OSLO: Malala Yousafzai, the global icon of children’s rights who survived a near fatal Taliban gun attack, becomes the youngest Nobel Peace Prize laureate on Wednesday (Thursday in Manila), adding yet another distinction to a long list.
The 17-year-old Pakistani will receive the peace prize in Oslo with the Indian campaigner Kailash Satyarthi, 60, who has fought for 35 years to free thousands of children from virtual slave labor.
Malala has already received a host of awards, standing ovations and plaudits from the United Nations to Buckingham Palace.
But on the eve of the ceremony she said she was far from ready to rest on her laurels.
“We are not here just to accept our award, get this medal and go back home. We are here to tell children especially that you need to stand up, you need to speak up for your rights. It is you who can change the world,” Malala told a press conference at the Nobel Institute in Oslo.
Malala was 15 when a Taliban gunman shot her in the head as she travelled on a school bus in response to her campaign for girls’ education.
Although her injuries almost killed her, she recovered after being flown for extensive surgery in Birmingham, central England.
She has been based in England with her family ever since, continuing both her education and activism.
Asked why she thinks some Islamic extremist groups are opposed to education for girls, Malala, dressed in a multi-colored headscarf, replied: “Unfortunately, those people who stand against education, they sometimes themselves are uneducated or they’ve been indoctrinated.”
‘Sold like animals’
The pairing of Malala and Satyarthi had the extra symbolism of linking neighboring countries that have been in conflict for decades.
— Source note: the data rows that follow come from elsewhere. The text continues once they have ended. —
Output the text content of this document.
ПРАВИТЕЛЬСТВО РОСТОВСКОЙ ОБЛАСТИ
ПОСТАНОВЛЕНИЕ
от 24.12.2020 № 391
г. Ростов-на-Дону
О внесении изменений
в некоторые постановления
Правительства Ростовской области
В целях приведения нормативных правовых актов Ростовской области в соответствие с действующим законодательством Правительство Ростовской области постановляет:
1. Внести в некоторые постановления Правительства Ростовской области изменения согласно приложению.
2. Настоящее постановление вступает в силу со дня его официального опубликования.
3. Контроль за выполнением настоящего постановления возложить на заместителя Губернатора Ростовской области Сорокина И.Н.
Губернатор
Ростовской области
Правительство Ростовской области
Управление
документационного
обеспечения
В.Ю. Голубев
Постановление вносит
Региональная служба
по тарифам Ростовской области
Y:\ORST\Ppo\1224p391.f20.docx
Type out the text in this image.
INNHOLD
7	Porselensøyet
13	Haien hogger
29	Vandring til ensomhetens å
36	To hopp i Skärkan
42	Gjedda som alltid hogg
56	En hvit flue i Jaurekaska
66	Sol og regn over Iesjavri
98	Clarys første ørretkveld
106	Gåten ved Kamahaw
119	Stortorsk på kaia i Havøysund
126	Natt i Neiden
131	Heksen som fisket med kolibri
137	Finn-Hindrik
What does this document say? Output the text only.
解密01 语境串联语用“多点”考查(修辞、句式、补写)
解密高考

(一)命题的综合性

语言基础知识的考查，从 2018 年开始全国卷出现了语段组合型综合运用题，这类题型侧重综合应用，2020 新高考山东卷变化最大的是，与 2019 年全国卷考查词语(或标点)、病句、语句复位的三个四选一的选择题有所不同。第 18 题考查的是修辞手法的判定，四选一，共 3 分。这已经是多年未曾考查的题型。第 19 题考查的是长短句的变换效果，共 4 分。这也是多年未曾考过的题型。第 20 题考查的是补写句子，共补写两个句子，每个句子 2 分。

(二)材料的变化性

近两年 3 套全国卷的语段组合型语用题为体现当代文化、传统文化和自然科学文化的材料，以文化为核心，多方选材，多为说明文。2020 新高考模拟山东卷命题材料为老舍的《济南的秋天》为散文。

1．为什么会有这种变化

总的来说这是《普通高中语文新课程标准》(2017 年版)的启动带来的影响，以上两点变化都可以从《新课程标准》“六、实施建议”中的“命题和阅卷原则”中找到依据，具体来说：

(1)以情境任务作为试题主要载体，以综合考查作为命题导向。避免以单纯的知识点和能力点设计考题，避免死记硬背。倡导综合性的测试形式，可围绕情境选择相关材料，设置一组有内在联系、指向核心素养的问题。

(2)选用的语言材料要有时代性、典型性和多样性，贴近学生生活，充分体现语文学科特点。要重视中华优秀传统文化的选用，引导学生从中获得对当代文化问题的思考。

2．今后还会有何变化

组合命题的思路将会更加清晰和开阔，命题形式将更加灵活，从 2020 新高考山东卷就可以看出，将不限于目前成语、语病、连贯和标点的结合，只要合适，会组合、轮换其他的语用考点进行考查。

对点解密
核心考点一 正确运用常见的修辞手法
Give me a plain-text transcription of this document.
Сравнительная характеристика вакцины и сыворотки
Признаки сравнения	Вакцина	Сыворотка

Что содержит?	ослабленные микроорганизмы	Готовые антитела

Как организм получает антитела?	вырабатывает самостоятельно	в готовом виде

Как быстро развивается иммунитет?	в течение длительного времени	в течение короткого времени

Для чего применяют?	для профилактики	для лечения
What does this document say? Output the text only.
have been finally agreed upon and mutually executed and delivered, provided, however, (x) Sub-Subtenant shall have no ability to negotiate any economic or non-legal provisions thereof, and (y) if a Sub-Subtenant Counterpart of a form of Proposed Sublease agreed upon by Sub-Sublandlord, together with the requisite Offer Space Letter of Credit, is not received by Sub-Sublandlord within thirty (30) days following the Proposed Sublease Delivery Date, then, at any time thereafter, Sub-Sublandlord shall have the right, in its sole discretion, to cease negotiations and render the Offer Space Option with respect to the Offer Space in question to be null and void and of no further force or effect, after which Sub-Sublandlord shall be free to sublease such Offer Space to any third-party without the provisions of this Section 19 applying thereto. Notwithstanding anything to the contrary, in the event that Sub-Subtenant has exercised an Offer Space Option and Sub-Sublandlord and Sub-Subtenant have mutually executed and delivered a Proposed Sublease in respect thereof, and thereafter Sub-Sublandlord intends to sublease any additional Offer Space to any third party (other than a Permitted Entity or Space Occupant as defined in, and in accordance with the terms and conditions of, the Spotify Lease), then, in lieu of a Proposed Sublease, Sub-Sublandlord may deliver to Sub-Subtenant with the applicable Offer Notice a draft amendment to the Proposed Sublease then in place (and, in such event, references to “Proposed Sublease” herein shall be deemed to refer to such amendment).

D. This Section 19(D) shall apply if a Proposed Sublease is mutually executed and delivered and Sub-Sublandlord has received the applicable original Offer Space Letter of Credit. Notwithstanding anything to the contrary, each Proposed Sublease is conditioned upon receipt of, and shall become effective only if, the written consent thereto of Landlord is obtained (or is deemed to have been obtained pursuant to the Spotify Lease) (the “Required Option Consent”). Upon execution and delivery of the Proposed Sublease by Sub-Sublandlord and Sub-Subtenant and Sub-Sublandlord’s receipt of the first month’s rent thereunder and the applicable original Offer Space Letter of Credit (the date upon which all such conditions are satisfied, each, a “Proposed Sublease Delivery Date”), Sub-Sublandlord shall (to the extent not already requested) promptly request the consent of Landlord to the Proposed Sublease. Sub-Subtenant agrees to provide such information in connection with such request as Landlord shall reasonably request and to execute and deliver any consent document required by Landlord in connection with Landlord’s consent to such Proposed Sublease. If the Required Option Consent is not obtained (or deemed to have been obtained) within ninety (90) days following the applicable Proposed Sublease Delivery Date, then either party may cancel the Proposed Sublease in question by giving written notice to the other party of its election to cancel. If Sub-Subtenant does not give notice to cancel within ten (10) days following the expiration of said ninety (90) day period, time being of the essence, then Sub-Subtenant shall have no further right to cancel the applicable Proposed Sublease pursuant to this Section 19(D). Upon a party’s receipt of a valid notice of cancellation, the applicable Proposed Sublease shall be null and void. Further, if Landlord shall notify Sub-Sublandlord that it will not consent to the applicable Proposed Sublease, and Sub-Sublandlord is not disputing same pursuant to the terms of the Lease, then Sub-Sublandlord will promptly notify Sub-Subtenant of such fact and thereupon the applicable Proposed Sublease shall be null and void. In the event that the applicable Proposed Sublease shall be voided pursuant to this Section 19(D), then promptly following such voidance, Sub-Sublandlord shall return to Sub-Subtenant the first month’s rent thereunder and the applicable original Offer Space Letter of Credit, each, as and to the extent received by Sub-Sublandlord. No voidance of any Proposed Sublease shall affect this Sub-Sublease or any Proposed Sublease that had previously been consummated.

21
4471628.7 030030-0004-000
After being named as a laureate, Malala said she wanted both states’ prime ministers to attend the prize-giving ceremony in Oslo.
While Malala will be the star of the annual Nobels extravaganza – also featuring the literature prize winner, Frenchman Patrick Modiano, and his compatriot Jean Tirole with the economics award – her peace prize co-winner Satyarthi is far less well-known.
He welcomed the increased attention the Nobel brought to the cause of children in bonded labor.
“There are children who are bought and sold like animals,” the jovial 60-year-old, clad in traditional Indian dress, told reporters at the Nobel Institute.
“This is very important for millions and millions of children who are denied their childhood, who are denied their freedom, who are denied their education and health,” he said, adding that the peace prize had shone a spotlight on their plight.
Satyarthi’s organization Bachpan Bachao Andolan (Movement to Save Childhood) prides itself on liberating more than 80,000 children from bonded labor in factories and workshops across India and has networks of activists in more than 100 countries.
According to the International Labour Organization, there are about 168 million child laborers globally.
Nobel winners receive eight million Swedish kronor ($1.1 million, 862,000 euros), which is shared in the case of joint wins.